A brand new stadium had been built on the bay with the rows descending into a pool. We surged upwards, grabbed three seats in the middle, and waited. Then all at once a woman appeared with her horse, guiding the horse with one hand, waving to the crowd with the other. They climbed up up up a sixty foot ramp until they reached the platform.
The crowd held their breaths. Each of you grabbed one of my hands. And in those seconds before the woman and the horse dove, a current passed between us, a feeling so magical and electric, so full of prospect and promise, that anything was possible. Two hundred pairs of eyes were searching the heavens when that horse jumped and oh so slowly arced it body, the woman crouching to the side, holding the horse’s neck even as they smacked the water.
Once again we held our breaths and grabbed each other’s hands. Then after the longest ten seconds of my life, the pair at last emerged. We were wet and tired but laughed all the way home, stretching the time, somehow knowing that this moment was special, perhaps even realizing that this moment would be our last best thing.
Of course Aquafair no longer exists. Instead a P.F. Changs and Morton’s Steakhouse stand in its place. Funny how the slightest of expectations, the smallest of glimmer of hope can disappoint. I order some chicken lo mein and a glass of iced tea, flush the contents of my coffee cup down the toilet, and return to the hotel.
“It’s over,” I tell my daughter. “It’s been a week, I’m coming home.”
I pack my bag, tidy the room, scroll the channels on the TV. But rituals (another lesson to be learned) demand respect. The Tupperware container still holds court on my dresser though only a handful of ashes is left. I stand on the balcony and gaze at the pool area until it’s emptied.

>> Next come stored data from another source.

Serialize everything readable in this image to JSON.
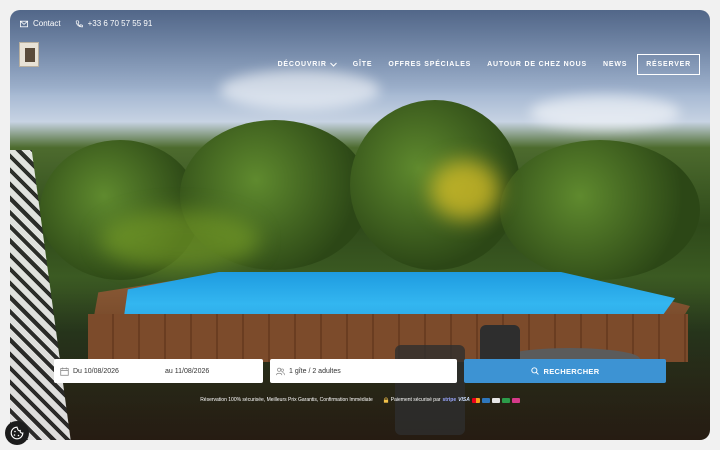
{
  "topbar": {
    "contact_label": "Contact",
    "phone": "+33 6 70 57 55 91"
  },
  "nav": {
    "items": [
      {
        "label": "DÉCOUVRIR",
        "has_dropdown": true
      },
      {
        "label": "GÎTE"
      },
      {
        "label": "OFFRES SPÉCIALES"
      },
      {
        "label": "AUTOUR DE CHEZ NOUS"
      },
      {
        "label": "NEWS"
      }
    ],
    "reserve_label": "RÉSERVER"
  },
  "booking": {
    "date_from": "Du 10/08/2026",
    "date_to": "au 11/08/2026",
    "guests": "1 gîte / 2 adultes",
    "search_label": "RECHERCHER"
  },
  "trust": {
    "text": "Réservation 100% sécurisée, Meilleurs Prix Garantis, Confirmation Immédiate",
    "payment_text": "Paiement sécurisé par",
    "payment_brands": [
      "stripe",
      "VISA"
    ]
  },
  "colors": {
    "accent": "#3d93d3",
    "pool": "#2aa4e4"
  },
  "icons": [
    "mail-icon",
    "phone-icon",
    "chevron-down-icon",
    "calendar-icon",
    "guests-icon",
    "search-icon",
    "lock-icon",
    "cookie-icon"
  ]
}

The hour’s late, the light dim, the sky watercolored. A plastic bottle floats. A child’s pail rolls. A towel lies on a chair.
Then finally, when dusk settles, I go downstairs. Holding the container, I circle the pool not once but twice and say a prayer. In the distance, pelicans are perched on pilings. With their wings flapping and their bills snapping, they’re about to take flight. For a few moments I stop and stare. Then heading toward the ocean with the wind at my back, I toss the remainders of you.